Los besitos, corazoncitos, sonrisitas, dibujitos y frasecitas amables que le mandaba Brisa, a don Godofredo Arenillas le sabían a gloria. Pero había una pega, eran por internet; otra pega: Brisa dedicaba esos agasajos a todo dios que entraba en sus páginas y le hacía algún cumplido; y había otra pega, que don Godofredo, por ser algo tonto, no notaba: esas zalamerías no sabían a nada.
Pero don Godofredo –camastrón de sesenta y tantos mal llevados y bastante gordo– estaba ilusionado como un colegial; a ésta la tengo en el bote, pensaba. Y él se consideraba el rey del mambo. Ya prepararía un acercamiento para conocer en persona a su amiga. Para estar más presentable se propuso hacer deporte y adelgazar; se procuró bicicleta y atuendo adecuado. La vestimenta la eligió nuestro hombre tan ajustada que se le marcaban todas lorzas de su amplia anatomía, y con colores tan vistosos que semejaban al plumaje de un loro, pero un loro enorme, claro; don Godofredo frisaba las diez arrobas de peso. Encima, el esfuerzo no le sirvió para nada; es más, ganó peso. Después del pedaleo, nuestro deportista, con hambre de lobo, se marcaba unos tentempiés que temblaba el misterio. Así no hay manera, don Godofredo; debería usted moderarse al comer o parecerá una vaca que espantará Brisa– le dijo alguien.
Se conoce que don Godofredo, amén de algo tonto, también era un bocazas.
— ¡Oiga! ¡Que no hace falta insultar! –contestó airado–, y si engordo, usted no se preocupe, que mis dineros me cuesta. Además –añadió– sabrá usted que ella lo que aprecia es mi persona, no mi aspecto.
—Claro, claro…, seguramente tendrá usted razón; bueno, pues nada, señor; adelante con los faroles, a conquistar la plaza se ha dicho. Le deseo suerte.
La plaza en cuestión, Brisa, treintañera de muy buenas hechuras, era guapa hasta hacer daño el mirarla. Considerada de alta formación, empleaba lenguaje inclusivo, era feminista recalcitrante, progresista y volcada en la causa de ayudar a los ciudadanos; y también con un buenismo sublime, colgaba lacitos y corazoncitos junto a su foto para velar por el amor, la tolerancia y la paz; con gestos así pretendía cambiar el mundo. Pero quizá, el mundo necesitaba más hechos que gestos. Pero la buena fe es lo que cuenta, y era considerada flor de pureza, bondad y un cúmulo de perfecciones. Así la veían sus adoradores que acudían en tropel a los eventos culturales que convocaba la bella. Pero había una pega –otra más–: era dura de pelar, y los pretendientes jóvenes, al notar que no rascaban bola, tiraban la toalla y se abrían, claro. Bueno, a la dama le quedó una cohorte de viejos verdes que los encandilaba y mareaba con sus dibujitos, sonrisitas y tal. Aun así, algunos viejales se retiraban también.

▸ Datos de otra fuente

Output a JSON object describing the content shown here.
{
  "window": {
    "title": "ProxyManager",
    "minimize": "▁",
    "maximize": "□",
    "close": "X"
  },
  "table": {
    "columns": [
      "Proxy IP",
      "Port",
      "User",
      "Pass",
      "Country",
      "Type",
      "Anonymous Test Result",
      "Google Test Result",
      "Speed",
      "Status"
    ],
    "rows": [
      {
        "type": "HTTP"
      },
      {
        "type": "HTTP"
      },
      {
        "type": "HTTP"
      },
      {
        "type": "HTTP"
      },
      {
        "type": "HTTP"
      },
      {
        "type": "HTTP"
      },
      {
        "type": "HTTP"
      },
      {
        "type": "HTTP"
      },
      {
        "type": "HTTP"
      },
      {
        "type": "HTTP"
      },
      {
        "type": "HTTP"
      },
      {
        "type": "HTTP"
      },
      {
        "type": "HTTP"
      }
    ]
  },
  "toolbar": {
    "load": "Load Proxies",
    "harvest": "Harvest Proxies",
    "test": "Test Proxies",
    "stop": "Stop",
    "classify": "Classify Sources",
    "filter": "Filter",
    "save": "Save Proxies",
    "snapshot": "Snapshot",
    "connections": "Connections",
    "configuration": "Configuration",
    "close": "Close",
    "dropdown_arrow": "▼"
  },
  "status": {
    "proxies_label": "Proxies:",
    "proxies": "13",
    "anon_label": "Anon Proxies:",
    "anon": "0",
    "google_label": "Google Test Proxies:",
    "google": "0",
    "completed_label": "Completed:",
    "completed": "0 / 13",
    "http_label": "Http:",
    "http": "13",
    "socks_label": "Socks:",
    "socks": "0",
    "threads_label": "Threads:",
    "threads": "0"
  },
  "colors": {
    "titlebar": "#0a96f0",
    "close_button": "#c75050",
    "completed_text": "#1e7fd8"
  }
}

En esas estamos con el señor Arenillas. Este buen hombre, deseoso de conocer a la dama en persona, decidió acudir a una convocatoria de la bella. Para tal evento, don Godofredo, para impresionar se vistió de manera informal que te rilas, con chaleco multibolsillos en plan Capitán Tan, pero con gorra con la visera hacia atrás, bermudas y sandalias cangrejeras.
Ya tenemos a don Godofredo a punto de entrar al Paraíso –es decir, donde conferenciaba Brisa–, pero el Paraíso tiene puertas, y también portero, y algunos de malas pulgas que no atienden a razones.
—Caballero, aquí no es –le espetó el bedel cortándole el paso al Capitán Tan–, el circo está instalado quinientos metros más adelante. O si lo que busca es el Parque de Atracciones, la línea 34 del bus le dejará en la puerta.